Entscheidungsstichwort (Thema)

Auslegung einer Revision als NZB

 

Leitsatz (NV)

Ein von einem Steuerberater für einen Mandanten eingelegtes und ausdrücklich als Revision bezeichnetes Rechtsmittel kann nicht als Nichtzulassungsbeschwerde ausgelegt werden.

 

Normenkette

FGO §§ 115, 120

 

Tatbestand

Die Klägerin und Revisionsklägerin (Klägerin) -- eine GmbH -- gehörte zu einem Firmenverbund und war u. a. in den Jahren 1980 bis 1983 (Streitjahre) in der Baubranche und als Grundstückshändlerin tätig. Nach einer Steuerfahndungsprüfung erließ der Beklagte und Revisionsbeklagte (das Finanzamt -- FA --) 1991 geänderte Körperschaft- und Gewerbesteuerbescheide für die Streitjahre 1980 bis 1982, geänderte Feststellungsbescheide gemäß § 47 des Körperschaftsteuergesetzes (KStG) auf den Schluß der Jahre 1980 bis 1982 und geänderte Umsatzsteuerbescheide für alle vier Streitjahre. Die Einsprüche gegen die Änderungsbescheide waren erfolglos.

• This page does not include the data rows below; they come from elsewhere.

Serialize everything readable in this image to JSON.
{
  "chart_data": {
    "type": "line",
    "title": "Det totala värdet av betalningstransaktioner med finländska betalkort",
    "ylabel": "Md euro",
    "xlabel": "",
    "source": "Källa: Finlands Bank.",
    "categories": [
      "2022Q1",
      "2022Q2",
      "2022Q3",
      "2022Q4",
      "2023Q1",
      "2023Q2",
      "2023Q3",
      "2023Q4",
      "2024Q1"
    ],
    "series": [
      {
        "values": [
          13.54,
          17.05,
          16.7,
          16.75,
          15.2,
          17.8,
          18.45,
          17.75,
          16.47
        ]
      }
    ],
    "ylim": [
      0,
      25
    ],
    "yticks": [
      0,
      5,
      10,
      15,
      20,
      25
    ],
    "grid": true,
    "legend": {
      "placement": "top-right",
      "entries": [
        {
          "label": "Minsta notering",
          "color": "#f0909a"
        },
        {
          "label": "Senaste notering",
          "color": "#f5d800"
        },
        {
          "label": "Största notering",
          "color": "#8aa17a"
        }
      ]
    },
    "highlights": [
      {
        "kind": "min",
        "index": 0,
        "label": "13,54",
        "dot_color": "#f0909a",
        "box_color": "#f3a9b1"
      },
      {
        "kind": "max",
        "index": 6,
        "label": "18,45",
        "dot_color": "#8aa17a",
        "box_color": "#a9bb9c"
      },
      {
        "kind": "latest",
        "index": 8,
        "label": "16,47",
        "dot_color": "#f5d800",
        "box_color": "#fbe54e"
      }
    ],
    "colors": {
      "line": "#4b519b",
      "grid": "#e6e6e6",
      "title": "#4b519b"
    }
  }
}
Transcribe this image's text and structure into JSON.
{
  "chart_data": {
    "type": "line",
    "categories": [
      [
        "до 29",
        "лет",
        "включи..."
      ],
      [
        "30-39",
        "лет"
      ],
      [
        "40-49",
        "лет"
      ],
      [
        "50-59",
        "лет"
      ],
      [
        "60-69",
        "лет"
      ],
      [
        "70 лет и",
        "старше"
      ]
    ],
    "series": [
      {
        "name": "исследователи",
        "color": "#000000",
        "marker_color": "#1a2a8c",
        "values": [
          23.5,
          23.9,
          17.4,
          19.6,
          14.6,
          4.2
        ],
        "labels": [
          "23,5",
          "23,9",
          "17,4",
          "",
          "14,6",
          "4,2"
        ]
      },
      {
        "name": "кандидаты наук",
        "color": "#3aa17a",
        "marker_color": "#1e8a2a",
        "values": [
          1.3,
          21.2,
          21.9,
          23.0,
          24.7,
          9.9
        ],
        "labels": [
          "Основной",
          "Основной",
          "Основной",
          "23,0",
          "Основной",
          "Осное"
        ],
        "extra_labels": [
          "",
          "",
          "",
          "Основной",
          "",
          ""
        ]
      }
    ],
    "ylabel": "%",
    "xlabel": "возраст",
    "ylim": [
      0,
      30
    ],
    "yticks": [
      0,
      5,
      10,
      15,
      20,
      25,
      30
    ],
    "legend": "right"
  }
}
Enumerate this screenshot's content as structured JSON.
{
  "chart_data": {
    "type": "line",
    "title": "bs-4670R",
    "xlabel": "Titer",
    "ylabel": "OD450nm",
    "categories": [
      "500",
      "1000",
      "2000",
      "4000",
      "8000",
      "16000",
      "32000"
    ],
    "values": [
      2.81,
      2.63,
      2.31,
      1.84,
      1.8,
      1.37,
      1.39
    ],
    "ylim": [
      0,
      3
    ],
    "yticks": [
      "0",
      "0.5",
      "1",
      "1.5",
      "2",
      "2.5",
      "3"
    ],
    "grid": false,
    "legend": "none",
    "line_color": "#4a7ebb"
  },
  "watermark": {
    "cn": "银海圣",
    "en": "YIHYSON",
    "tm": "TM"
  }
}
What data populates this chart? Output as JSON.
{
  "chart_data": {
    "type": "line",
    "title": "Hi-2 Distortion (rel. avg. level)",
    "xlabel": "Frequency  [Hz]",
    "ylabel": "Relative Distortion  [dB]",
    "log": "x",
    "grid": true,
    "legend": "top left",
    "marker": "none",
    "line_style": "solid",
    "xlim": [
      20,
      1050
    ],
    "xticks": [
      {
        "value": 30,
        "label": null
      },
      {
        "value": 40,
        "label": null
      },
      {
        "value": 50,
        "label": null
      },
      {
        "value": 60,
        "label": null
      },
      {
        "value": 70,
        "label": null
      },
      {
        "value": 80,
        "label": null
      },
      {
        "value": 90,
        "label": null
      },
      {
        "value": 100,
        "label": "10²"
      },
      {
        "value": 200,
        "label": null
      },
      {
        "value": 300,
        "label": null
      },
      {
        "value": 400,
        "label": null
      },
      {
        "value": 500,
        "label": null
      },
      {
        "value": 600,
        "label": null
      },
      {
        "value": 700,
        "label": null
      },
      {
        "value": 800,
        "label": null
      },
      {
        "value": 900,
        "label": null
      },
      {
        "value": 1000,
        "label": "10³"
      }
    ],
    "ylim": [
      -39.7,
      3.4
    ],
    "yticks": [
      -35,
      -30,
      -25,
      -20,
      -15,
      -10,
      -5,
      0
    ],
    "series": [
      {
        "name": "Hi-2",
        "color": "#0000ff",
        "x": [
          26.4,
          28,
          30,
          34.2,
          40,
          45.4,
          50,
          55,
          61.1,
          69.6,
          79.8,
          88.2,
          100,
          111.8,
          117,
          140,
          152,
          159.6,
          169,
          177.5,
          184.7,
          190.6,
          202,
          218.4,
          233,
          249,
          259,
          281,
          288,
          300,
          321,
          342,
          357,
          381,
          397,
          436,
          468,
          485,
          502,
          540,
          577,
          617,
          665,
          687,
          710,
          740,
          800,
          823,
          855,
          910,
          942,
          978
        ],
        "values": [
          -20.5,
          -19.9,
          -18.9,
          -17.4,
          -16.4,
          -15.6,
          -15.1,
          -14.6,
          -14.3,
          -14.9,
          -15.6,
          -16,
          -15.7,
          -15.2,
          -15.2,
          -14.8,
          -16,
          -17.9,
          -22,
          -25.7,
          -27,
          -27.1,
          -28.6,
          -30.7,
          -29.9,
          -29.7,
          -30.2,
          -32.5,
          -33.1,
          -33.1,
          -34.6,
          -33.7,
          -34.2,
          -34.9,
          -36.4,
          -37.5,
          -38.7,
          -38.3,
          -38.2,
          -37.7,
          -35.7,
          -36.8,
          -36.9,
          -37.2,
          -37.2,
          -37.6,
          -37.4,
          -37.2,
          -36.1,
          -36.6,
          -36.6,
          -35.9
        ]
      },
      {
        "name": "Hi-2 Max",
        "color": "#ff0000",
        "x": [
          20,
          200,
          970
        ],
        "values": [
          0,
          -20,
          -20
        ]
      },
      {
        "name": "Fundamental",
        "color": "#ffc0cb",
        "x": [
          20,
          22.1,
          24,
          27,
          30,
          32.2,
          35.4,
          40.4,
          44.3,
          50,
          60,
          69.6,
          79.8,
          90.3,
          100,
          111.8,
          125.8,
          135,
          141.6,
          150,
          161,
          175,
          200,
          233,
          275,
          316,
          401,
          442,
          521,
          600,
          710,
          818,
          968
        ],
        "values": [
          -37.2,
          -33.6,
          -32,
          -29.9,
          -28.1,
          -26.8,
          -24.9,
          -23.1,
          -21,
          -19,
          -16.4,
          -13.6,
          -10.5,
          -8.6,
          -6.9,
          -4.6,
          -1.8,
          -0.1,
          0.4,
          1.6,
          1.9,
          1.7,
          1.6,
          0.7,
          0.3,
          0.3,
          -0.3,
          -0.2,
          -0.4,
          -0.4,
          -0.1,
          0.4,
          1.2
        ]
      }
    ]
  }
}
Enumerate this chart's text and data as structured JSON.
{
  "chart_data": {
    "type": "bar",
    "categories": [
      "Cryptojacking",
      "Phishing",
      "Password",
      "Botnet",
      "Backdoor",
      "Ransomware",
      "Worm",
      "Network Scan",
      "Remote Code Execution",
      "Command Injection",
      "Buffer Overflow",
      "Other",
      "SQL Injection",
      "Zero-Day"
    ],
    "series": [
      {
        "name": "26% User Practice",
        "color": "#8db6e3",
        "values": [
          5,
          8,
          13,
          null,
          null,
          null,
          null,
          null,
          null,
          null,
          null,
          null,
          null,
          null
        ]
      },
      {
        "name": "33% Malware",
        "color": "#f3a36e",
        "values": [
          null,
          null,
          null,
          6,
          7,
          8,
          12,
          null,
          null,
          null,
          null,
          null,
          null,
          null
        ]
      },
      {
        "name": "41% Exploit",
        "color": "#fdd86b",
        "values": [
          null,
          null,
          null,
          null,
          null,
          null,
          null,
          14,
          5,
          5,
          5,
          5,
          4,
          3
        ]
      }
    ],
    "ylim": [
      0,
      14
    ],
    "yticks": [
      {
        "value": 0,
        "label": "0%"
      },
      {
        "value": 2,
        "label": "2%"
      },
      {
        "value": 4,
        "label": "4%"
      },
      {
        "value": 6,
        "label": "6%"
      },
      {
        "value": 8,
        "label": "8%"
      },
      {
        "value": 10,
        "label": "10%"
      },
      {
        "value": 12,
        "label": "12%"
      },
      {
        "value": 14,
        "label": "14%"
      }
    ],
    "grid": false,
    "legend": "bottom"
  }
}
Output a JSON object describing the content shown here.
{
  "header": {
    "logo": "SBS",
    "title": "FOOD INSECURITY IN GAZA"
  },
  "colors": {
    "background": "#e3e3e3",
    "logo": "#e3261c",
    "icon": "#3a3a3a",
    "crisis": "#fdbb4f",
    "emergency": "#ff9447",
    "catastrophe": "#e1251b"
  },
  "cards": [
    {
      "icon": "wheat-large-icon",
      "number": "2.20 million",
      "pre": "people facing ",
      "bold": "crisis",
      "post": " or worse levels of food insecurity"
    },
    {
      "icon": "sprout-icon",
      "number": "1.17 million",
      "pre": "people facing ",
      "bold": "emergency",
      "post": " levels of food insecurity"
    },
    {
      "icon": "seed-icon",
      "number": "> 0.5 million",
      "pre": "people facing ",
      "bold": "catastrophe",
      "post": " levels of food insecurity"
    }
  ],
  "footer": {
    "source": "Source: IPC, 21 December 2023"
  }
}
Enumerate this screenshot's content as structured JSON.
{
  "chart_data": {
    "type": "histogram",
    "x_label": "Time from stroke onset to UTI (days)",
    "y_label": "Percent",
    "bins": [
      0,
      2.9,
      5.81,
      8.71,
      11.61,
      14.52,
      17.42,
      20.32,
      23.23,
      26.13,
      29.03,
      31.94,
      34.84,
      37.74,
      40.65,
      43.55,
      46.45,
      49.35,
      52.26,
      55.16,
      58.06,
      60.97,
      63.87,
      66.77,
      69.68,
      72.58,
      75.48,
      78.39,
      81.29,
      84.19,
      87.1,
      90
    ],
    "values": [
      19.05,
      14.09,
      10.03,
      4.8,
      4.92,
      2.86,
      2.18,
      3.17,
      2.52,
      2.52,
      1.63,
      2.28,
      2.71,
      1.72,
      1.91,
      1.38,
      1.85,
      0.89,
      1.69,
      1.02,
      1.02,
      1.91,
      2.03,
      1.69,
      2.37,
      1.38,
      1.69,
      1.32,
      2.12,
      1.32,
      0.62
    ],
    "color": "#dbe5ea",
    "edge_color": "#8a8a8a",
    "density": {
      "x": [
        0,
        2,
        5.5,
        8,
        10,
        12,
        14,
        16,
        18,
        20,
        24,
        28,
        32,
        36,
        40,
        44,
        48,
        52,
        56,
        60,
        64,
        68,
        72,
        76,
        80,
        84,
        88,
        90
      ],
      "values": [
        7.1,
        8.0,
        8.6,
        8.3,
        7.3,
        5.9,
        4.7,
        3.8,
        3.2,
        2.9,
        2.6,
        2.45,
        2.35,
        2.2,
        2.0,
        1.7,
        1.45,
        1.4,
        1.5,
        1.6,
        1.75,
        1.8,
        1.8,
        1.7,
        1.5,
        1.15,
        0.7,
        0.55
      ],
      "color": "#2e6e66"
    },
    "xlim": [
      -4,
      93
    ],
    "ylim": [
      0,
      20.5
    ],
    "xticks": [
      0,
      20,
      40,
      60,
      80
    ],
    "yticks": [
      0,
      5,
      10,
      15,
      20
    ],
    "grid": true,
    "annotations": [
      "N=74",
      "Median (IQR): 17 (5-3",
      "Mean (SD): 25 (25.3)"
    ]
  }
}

Im anschließenden Klageverfahren beantragte die Klägerin sinngemäß, die angefochtenen Bescheide entsprechend den vor Abschluß der Steuerfahndungsprüfung eingereichten Steuererklärungen zu ändern. Zur Begründung trug sie vor, zur Zeit könne sie die Richtigkeit der Angaben in den Steuererklärungen nicht nachweisen, da die dazu erforderlichen Unterlagen beschlagnahmt und für sie nicht erreichbar seien. Das Finanzgericht (FG) wies die Klage ab und ließ die Revision nicht zu. Es vertrat die Auffassung, die Klage sei unzulässig, da die Klägerin ihr Klagebegehren nicht ausreichend bezeichnet habe.

Mit Schriftsatz ihres Prozeßbevollmächtigten vom 30. Januar 1995 hat die Klägerin fristgerecht gegen das Urteil des FG "Revision" eingelegt. Zur Begründung hat sie sinngemäß vorgetragen: Die Änderungsbescheide seien ergangen, weil das FA die Kostenverrechnungen innerhalb der Firmengruppe nicht anerkannt habe. Die Klägerin habe dem FG im Rahmen ihrer Möglichkeiten ausführlich dargelegt, daß die Kostenverrechnungen zutreffend gewesen seien. Der Vorwurf des FG, sie habe nicht hinreichend an der Vorlage von Beweismitteln mitgewirkt, sei unberechtigt. Die vor rund 10 Jahren beschlagnahmten Unterlagen der Firmengruppe, zu denen auch die zur substantiierten Klagebegründung erforderlichen Aufzeichnungen gehörten, umfaßten rund 14 000 Aktenordner und befänden sich an verschiedenen Orten. Es sei der Klägerin bis Ende 1994 nicht möglich gewesen, aus diesen Unterlagen die benötigten Beweismittel herauszusuchen. Dies habe sie dem FG auch dargelegt. Das FG hätte das Verfahren deshalb wie beantragt aussetzen müssen. Dann hätte die Klägerin die Klage in absehbarer Zeit unter Vorlage von Unterlagen näher begründen und das FG den Sachverhalt aufklären können. Es sei ein Verfahrensfehler, daß das FG den Sachverhalt nicht aufgeklärt habe.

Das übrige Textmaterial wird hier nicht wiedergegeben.